When I was in Middle School, for graduation we had to sing the Lord's Prayer or not attend. This was before Supreme Court ruling and in a school that was 2/3 jewish and the staff 3/4 jewish (this ruling came from the board of ed.
It works both ways when my daughter was in 4th grade her teacher wanted to put on the Passover Story (Exodus). The school was half jewish and half christian, I went and put a stop to it. The principal who was jewish understood whar the point was (unlike the principal in your story).

I agree that people should lighten up, but religious songs don't belong in any activity run by the school even it is after hours. For the principal to say be quiet or people will point fingers at you, is really an insult to the people involved and to the Constitution of the United States.

I'm sure that "The Jewish Family" would enjoy non-jewish are or even art of a christian nature as long as the choice was theirs. I know I did when I was in Paris

You seem well meaning, but walk a mile in my shoes.

Also the courts have ruled thst the Menorah is not a religious symbol, I happen to disagree.


12/30/2005 04:47:00 PM  
Blogger Michael said...

@ boy from the bronx: Growing up as a Chinese boy in the outer suburbs (i.e., predominantly Anglo-Saxon) of Sydney, I am no stranger to racism, both hidden and overt.

IMHO, it is futile, if not counter-productive to be antagonistic to those otherwise kind and genuine people who are "unwittingly" racist.

I agree with you: I do not believe that religious songs and symbols for the purposes of worship have any place within the public education system.

However, context, as always, is important. I do not believe that the school (or principle) thought that their actions were offensive to some. Arrogance perhaps? Yes, but non-intentional.

Was any attempt made perhaps to agree to Christmas songs of a more secular nature, or at least those without overt religiosity? Or perhaps, arrange the program so that more "Christian" elements were in an optional latter half of the program?

One can be overly dogmatic about these matters as well. Religion is a part of society and culture and I do not think that it is appropriate to "sanitise" schools from all aspects of religion. Religious education, religious bias and religious promotion is certainly out of bounds. However, there should be some tolerance of religion (any religion) within bounds of culture at schools.

For example, I would think that learning about the major world religions and their impact on current world and social affairs (again, in a non-biased and non-promotional manner) in school as part of social studies/science would do much to promote religious understanding and tolerance in Western countries.

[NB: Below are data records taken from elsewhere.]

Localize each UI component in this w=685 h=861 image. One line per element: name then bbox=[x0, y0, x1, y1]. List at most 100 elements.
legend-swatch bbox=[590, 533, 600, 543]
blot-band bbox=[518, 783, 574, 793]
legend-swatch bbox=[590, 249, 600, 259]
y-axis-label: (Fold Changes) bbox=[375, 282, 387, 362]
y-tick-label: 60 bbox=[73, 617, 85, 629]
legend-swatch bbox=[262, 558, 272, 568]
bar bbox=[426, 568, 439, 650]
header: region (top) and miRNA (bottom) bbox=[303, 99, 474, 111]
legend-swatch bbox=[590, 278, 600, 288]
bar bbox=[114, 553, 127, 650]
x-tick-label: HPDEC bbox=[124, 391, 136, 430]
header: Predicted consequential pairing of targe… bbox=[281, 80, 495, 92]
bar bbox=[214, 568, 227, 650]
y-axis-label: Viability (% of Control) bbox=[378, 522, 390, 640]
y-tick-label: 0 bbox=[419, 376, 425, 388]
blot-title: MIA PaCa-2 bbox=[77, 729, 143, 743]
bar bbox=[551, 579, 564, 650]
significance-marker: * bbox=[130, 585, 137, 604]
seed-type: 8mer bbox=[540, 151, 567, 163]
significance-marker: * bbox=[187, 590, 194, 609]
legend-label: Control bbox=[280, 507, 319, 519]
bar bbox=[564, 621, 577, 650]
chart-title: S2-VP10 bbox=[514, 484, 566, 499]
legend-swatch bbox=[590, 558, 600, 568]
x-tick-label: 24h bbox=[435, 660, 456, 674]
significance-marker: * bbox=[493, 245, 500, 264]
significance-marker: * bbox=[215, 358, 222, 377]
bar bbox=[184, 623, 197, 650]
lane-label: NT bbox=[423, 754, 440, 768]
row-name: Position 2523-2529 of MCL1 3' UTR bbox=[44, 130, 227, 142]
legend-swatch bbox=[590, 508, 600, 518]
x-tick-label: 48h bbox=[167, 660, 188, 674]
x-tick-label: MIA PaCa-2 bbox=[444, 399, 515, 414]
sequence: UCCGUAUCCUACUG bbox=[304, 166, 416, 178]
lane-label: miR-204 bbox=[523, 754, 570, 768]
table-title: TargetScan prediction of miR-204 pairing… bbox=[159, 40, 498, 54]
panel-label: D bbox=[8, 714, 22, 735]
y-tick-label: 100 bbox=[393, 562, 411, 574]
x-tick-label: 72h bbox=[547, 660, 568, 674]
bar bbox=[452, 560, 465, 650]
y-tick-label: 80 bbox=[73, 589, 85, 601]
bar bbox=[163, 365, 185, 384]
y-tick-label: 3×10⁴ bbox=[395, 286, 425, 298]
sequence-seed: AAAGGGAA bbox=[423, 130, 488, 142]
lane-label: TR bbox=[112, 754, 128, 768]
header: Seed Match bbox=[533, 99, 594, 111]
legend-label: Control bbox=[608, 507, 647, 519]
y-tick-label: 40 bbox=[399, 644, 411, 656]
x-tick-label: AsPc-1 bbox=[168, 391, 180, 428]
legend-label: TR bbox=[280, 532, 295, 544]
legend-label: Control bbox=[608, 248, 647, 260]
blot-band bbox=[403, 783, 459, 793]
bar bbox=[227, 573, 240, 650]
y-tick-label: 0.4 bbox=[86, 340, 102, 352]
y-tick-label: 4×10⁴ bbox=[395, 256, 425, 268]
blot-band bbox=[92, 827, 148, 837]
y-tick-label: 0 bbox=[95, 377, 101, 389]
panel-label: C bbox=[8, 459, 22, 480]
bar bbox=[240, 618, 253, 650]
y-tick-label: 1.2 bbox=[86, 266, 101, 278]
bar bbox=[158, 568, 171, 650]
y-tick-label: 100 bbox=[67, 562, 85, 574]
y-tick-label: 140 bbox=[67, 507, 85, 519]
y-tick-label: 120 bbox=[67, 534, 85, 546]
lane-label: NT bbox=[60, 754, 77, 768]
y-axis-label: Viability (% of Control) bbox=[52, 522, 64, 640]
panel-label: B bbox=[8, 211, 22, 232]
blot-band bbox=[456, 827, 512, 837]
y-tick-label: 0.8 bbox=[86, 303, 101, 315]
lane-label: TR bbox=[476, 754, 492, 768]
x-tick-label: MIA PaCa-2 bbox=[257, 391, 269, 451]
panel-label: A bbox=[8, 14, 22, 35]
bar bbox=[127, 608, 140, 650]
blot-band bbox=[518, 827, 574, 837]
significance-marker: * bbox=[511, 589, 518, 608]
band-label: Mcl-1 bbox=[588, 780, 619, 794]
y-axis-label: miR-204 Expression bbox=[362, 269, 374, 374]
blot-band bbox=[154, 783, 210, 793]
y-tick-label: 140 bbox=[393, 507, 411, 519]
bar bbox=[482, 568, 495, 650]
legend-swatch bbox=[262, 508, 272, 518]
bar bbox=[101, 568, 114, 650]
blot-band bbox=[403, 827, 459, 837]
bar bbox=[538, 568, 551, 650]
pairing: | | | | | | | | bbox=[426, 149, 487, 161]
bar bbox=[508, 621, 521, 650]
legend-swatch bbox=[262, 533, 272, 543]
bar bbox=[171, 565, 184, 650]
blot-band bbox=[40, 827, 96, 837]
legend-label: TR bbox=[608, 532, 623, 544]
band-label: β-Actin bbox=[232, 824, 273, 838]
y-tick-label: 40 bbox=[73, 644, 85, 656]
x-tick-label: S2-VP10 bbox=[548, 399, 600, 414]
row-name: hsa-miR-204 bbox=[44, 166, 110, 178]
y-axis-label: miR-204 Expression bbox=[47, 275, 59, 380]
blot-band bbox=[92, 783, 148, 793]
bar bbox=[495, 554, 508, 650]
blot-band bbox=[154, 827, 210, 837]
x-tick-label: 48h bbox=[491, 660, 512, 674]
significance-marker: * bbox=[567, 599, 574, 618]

Let me remind you that I am an affirmed atheist.

1/01/2006 10:01:00 AM  
Blogger Boy From The Bronx said...

I pretty much agree with you. Common sense is the key. It would be nice if there was a universal agreement on that. As for using social studies as a place for academic exploration is fine as long as he does't become a feel good course for every group. That is what multi-cultural courses have become in NYC; more of dividing people than bringing them together. It also has taken much time away from the basics - reading, writing and math.